The first introductions, the big Pontiacs and the new Challenger models, seem to represent the last hurrah for the traditional American “muscle car”. Drastically changing fuel economy regulations in the United States are set to make this particular performance formula—RWD, V-8 gasoline (petrol) power, curb weights over 4,000 lbs—much more difficult to accomplish in an environment of 35-mpg fleet requirements. GM’s vice-chairman and product development guru, Bob Lutz, was quoted at the show as stating that he calculates that nearly 80% of General Motors' vehicle line-up will have to be some form of hybrid by 2020 in order to meet that year's 35-mpg requirements. Although that figure may be slightly on the extreme side, it places the future of vehicles such as the just-introduced Pontiacs into serious doubt, and indeed raises questions over Pontiac's entire "performance brand" strategy.

However, GM is pursuing performance options in other ways. The future may take the form of the other two big announcements of the day: the Pontiac Solstice coupé and the Hyundai Genesis Coupé. In the Pontiac's case, a lighter two-seat, turbocharged, 4-cylinder coupé with a removable roof panel and 6-speed transmission brings to mind images of a three-quarter-sized Chevrolet Corvette. The base Solstice coupé comes in at just over 2,900 lbs, a full 1,000 lbs less than the G8 GXP (in an admittedly much smaller vehicle) but a significant 600 lbs less than the Hyundai Genesis coupé. Hyundai's vision for a sports coupé is also in keeping with the future direction of performance vehicles in the United States and abroad—they are being downsized and their engines boosted, but the RWD configuration preferred by performance enthusiasts is retained. By achieving better fuel economy and greenhouse gas emissions, these vehicles can fit into global product plans while remaining products that consumers want to buy.

An increased emphasis on responsible vehicles and “green” technologies has been a common theme at the world's major motor shows in the past several years, as public pressure to produce such products continues to increase in global markets.
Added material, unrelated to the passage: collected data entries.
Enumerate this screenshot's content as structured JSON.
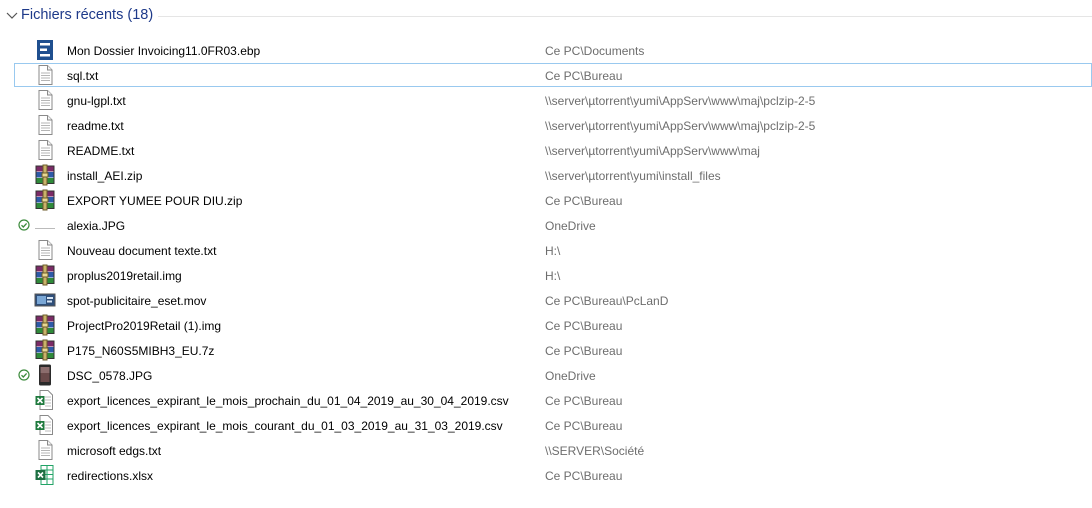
{
  "group": {
    "title": "Fichiers récents (18)",
    "expanded": true
  },
  "files": [
    {
      "name": "Mon Dossier Invoicing11.0FR03.ebp",
      "location": "Ce PC\\Documents",
      "icon": "ebp-icon",
      "status": ""
    },
    {
      "name": "sql.txt",
      "location": "Ce PC\\Bureau",
      "icon": "text-file-icon",
      "status": "",
      "selected": true
    },
    {
      "name": "gnu-lgpl.txt",
      "location": "\\\\server\\µtorrent\\yumi\\AppServ\\www\\maj\\pclzip-2-5",
      "icon": "text-file-icon",
      "status": ""
    },
    {
      "name": "readme.txt",
      "location": "\\\\server\\µtorrent\\yumi\\AppServ\\www\\maj\\pclzip-2-5",
      "icon": "text-file-icon",
      "status": ""
    },
    {
      "name": "README.txt",
      "location": "\\\\server\\µtorrent\\yumi\\AppServ\\www\\maj",
      "icon": "text-file-icon",
      "status": ""
    },
    {
      "name": "install_AEI.zip",
      "location": "\\\\server\\µtorrent\\yumi\\install_files",
      "icon": "winrar-archive-icon",
      "status": ""
    },
    {
      "name": "EXPORT YUMEE POUR DIU.zip",
      "location": "Ce PC\\Bureau",
      "icon": "winrar-archive-icon",
      "status": ""
    },
    {
      "name": "alexia.JPG",
      "location": "OneDrive",
      "icon": "image-thumbnail-icon",
      "status": "synced"
    },
    {
      "name": "Nouveau document texte.txt",
      "location": "H:\\",
      "icon": "text-file-icon",
      "status": ""
    },
    {
      "name": "proplus2019retail.img",
      "location": "H:\\",
      "icon": "winrar-archive-icon",
      "status": ""
    },
    {
      "name": "spot-publicitaire_eset.mov",
      "location": "Ce PC\\Bureau\\PcLanD",
      "icon": "video-thumbnail-icon",
      "status": ""
    },
    {
      "name": "ProjectPro2019Retail (1).img",
      "location": "Ce PC\\Bureau",
      "icon": "winrar-archive-icon",
      "status": ""
    },
    {
      "name": "P175_N60S5MIBH3_EU.7z",
      "location": "Ce PC\\Bureau",
      "icon": "winrar-archive-icon",
      "status": ""
    },
    {
      "name": "DSC_0578.JPG",
      "location": "OneDrive",
      "icon": "phone-photo-icon",
      "status": "synced"
    },
    {
      "name": "export_licences_expirant_le_mois_prochain_du_01_04_2019_au_30_04_2019.csv",
      "location": "Ce PC\\Bureau",
      "icon": "excel-csv-icon",
      "status": ""
    },
    {
      "name": "export_licences_expirant_le_mois_courant_du_01_03_2019_au_31_03_2019.csv",
      "location": "Ce PC\\Bureau",
      "icon": "excel-csv-icon",
      "status": ""
    },
    {
      "name": "microsoft edgs.txt",
      "location": "\\\\SERVER\\Société",
      "icon": "text-file-icon",
      "status": ""
    },
    {
      "name": "redirections.xlsx",
      "location": "Ce PC\\Bureau",
      "icon": "excel-xlsx-icon",
      "status": ""
    }
  ],
  "colors": {
    "group_title": "#1e3a8a",
    "location_text": "#6d6d6d",
    "selection_border": "#99c9ef",
    "sync_green": "#3c8b3c"
  }
}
However, a significant part of the decision when purchasing a new vehicle is purely emotional; a vehicle must rationally appeal and make sense to a new car buyer, but in many cases what seals the deal is how excited the buyer is by a vehicle. As a result, there will always be a global market for performance cars. Ensuring that cars can still be driven at fast speeds but in a more environmentally friendly way will be critical to future performance car sales. The performance car is not a dying breed; but its genetic make-up is definitely changing.